Quelque 150 “mentors” venus de chez Google, Facebook ou Microsoft viennent régulièrement aider les étudiants et mettre à jour le cursus. “Je voulais un changement de carrière”, explique Jesse. Avec un salaire de 22,000 dollars par an, impossible de vivre décemment dans la région de San Francisco, dont le coût de la vie atteint des sommets à cause… des salaires stratosphériques que les Google et autres Apple sont prêts à payer leurs informaticiens.

Un peu plus loin, Amy Galles, qui ne veut pas dire son âge, peine devant l’écran de son Mac. Le cursus “est dur, ça va très vite”, admet-elle. Mais celle qui dit “avoir toujours aimé réparer les ordinateurs” est fière de voir l’école “investir” sur son profil.
Aller à l’université pour trouver un travail, “c’est un modèle qui est en train de mourir”, dit celle qui a payé 40,000 dollars pour ses études d’arts il y a quelques années. Elle aussi espère décrocher un “boulot de rêve” qui lui permette de “fonder une famille”.

INGÉNIEUR INFORMATIQUE : Un profil (très) recherché

Les métiers de l’informatique sont très demandés et les entreprises s’arrachent les meilleurs. À l’étranger, les salaires sont parfois très élevés, en particulier dans la Silicon Valley, près de San Francisco. Selon le site code.org, qui promeut l’enseignement du coding (la programmation) à l’école et qui compile les statistiques officielles, il y a plus de 520,000 postes vacants d’informaticiens aux États-Unis, soit environ dix fois plus que le nombre annuel de diplômés en informatique.

En moyenne, un informaticien diplômé gagne aux États-Unis autour de 90,000 à 100,000 dollars par an, voire davantage pour des profils très pointus. Selon code.org, un diplômé en informatique gagnera en moyenne 40% de plus que les diplômés d’autres filières. Burningglass estime que les emplois qui demandent des compétences en programmation, même simples, sont payés en moyenne 35% de plus que les autres postes.
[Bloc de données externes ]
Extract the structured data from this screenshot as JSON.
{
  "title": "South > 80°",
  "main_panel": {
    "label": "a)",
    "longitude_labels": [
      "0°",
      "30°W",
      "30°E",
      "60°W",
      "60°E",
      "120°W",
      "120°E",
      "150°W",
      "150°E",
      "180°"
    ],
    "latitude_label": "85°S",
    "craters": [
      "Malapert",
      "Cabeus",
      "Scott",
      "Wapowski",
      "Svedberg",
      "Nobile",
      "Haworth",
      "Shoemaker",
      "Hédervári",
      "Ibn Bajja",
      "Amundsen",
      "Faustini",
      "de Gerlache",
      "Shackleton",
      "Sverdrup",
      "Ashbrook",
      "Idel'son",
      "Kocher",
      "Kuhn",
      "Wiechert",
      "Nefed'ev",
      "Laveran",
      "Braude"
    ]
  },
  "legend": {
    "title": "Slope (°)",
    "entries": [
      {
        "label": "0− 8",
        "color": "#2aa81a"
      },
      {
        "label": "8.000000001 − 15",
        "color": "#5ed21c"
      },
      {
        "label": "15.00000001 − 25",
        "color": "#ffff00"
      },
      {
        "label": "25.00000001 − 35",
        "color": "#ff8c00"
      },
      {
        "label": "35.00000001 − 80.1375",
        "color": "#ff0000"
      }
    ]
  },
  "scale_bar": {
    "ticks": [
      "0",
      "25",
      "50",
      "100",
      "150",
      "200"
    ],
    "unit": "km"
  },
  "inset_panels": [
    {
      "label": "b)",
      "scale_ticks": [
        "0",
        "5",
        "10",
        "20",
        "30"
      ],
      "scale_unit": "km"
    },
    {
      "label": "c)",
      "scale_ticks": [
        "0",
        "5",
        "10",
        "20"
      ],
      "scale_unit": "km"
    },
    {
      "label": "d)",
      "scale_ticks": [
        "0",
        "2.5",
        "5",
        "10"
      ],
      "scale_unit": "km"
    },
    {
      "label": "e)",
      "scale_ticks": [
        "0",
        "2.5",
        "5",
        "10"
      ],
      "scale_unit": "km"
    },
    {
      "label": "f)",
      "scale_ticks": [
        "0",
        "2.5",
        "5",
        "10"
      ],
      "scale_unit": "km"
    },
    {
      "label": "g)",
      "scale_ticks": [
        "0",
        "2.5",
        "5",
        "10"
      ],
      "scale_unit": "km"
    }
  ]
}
Les filières de formation, elles, sont diverses, plus ou moins longues et spécialisées, mais ne suffisent pas à répondre aux besoins. Pour des études de Computer science, il faut compter quatre ans en général et des frais de scolarité très élevés. Environ 10,000 à 20,000 dollars l’année dans une université publique et environ 50,000 dans un établissement privé prestigieux, comme Stanford en Californie. Ce qui explique qu’aux États-Unis, de nombreux étudiants doivent recourir à des crédits pour financer leurs études. À noter qu’il existe aussi des bourses, au mérite ou selon les ressources.